京の辻から   - 心ころころ好日

名残りを惜しみ、余韻をとどめつつ…

「人」と「すみか」と

2008年08月16日 | 日々の暮らしの中で
見事な月明かりを感じ、窓をあけた。高く昇った月に心奪われ拝んだのは、午前0時半過ぎごろのこと。気持のよい、ヒヤッとした空気を感じる夜でした。

今朝からは少し雲行きが怪しく、午後、雨のぱらつきもありましたから、送り火のことが気にかかります。
家の前でおがらや藁を焚いて、祖霊が迷うことなくあの世へたどり着くように道を照らしてやるのだという「送り火」。
この大がかりなものが「五山の送り火」ということになるわけです。
私の家では、送り火も、もちろんお盆初日に迎え火を焚くこともありませんので、家々のそうした慣習を実際目にしたことなく過ごしています。

小学生だった夏休み、まだ周囲に家は少なかったようで、「妙」の送り火を伯母の家の玄関先から見ていた記憶があります。
長じては、高野方面へ出かけ東山の如意ヶ岳の「大」、そして「妙」・「法」と 伯父・伯母の3人で眺めもした。
軍隊時代に身に付いたのか否か、闊歩する伯父ともよく下鴨神社へ散歩したものです。

いろいろな思い出を抱え込んでくれていた家の“跡地”には、短い草が生え出していました。
まあなんと気ぜわしく事が運ばれてしまっていたことでしょう。
悲しいものです、実際何の跡形もなくなっている現状は。
池のはたには松、こけが。釣り好きのおじが集めた石。四季を楽しんだ木々……。
あの辺りにはもうすぐ斑入りのススキが…。
呆然とした思いで立っていました。まさに「夢の跡」。

いま、『方丈記』を思い出しています。あの冒頭の名文。

ゆく河の流れは絶えずして、しかも、もとの水にあらず。淀みに浮かぶうたかたは、かつ消えかつ結びて、久しくとゞまりたる例なし。世中にある人と栖(すみか)と、またかくのごとし。
  (中略)
その、主と栖と、無常を争うさま、いはゞあさがほの露に異ならず。或は露落ちて花残れり。残るといへども朝日に枯れぬ。或は花しぼみて露なほ消えず。消えずといへども夕を待つ事なし。

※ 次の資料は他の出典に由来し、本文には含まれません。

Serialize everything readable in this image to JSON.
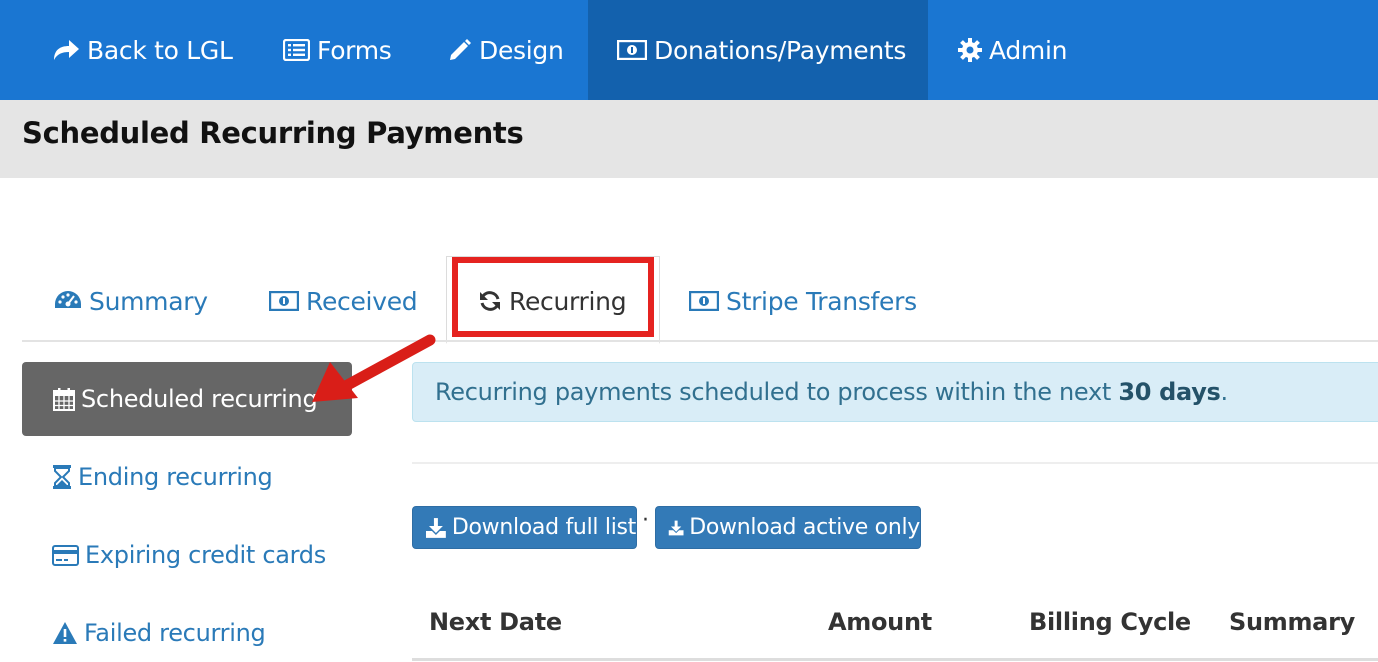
{
  "topnav": {
    "items": [
      {
        "label": "Back to LGL",
        "icon": "share-arrow-icon"
      },
      {
        "label": "Forms",
        "icon": "list-icon"
      },
      {
        "label": "Design",
        "icon": "pencil-icon"
      },
      {
        "label": "Donations/Payments",
        "icon": "money-icon",
        "active": true
      },
      {
        "label": "Admin",
        "icon": "gear-icon"
      }
    ],
    "bg_color": "#1a76d2",
    "active_bg_color": "#1361ad"
  },
  "page": {
    "title": "Scheduled Recurring Payments"
  },
  "tabs": [
    {
      "label": "Summary",
      "icon": "dashboard-icon"
    },
    {
      "label": "Received",
      "icon": "money-icon"
    },
    {
      "label": "Recurring",
      "icon": "refresh-icon",
      "active": true
    },
    {
      "label": "Stripe Transfers",
      "icon": "money-icon"
    }
  ],
  "sidebar": {
    "items": [
      {
        "label": "Scheduled recurring",
        "icon": "calendar-icon",
        "active": true
      },
      {
        "label": "Ending recurring",
        "icon": "hourglass-icon"
      },
      {
        "label": "Expiring credit cards",
        "icon": "credit-card-icon"
      },
      {
        "label": "Failed recurring",
        "icon": "warning-icon"
      }
    ]
  },
  "alert": {
    "text_before": "Recurring payments scheduled to process within the next ",
    "text_bold": "30 days",
    "text_after": "."
  },
  "buttons": {
    "download_full": "Download full list",
    "separator": "·",
    "download_active": "Download active only"
  },
  "table": {
    "columns": [
      "Next Date",
      "Amount",
      "Billing Cycle",
      "Summary"
    ]
  },
  "annotations": {
    "highlight_color": "#e52320"
  }
}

「無常」とは闘うものではなく“受け入れる”ものだという。

時間通りに点火。
船にちゃんと乗れましたか?西方浄土まで、迷うことなく帰り着きましたか?

また来年ですね、懐かしい人たち......。

実際は残暑厳しいものの、そうした中でも秋の気配を感じ取り、深まりゆく季節を体感していくことになる。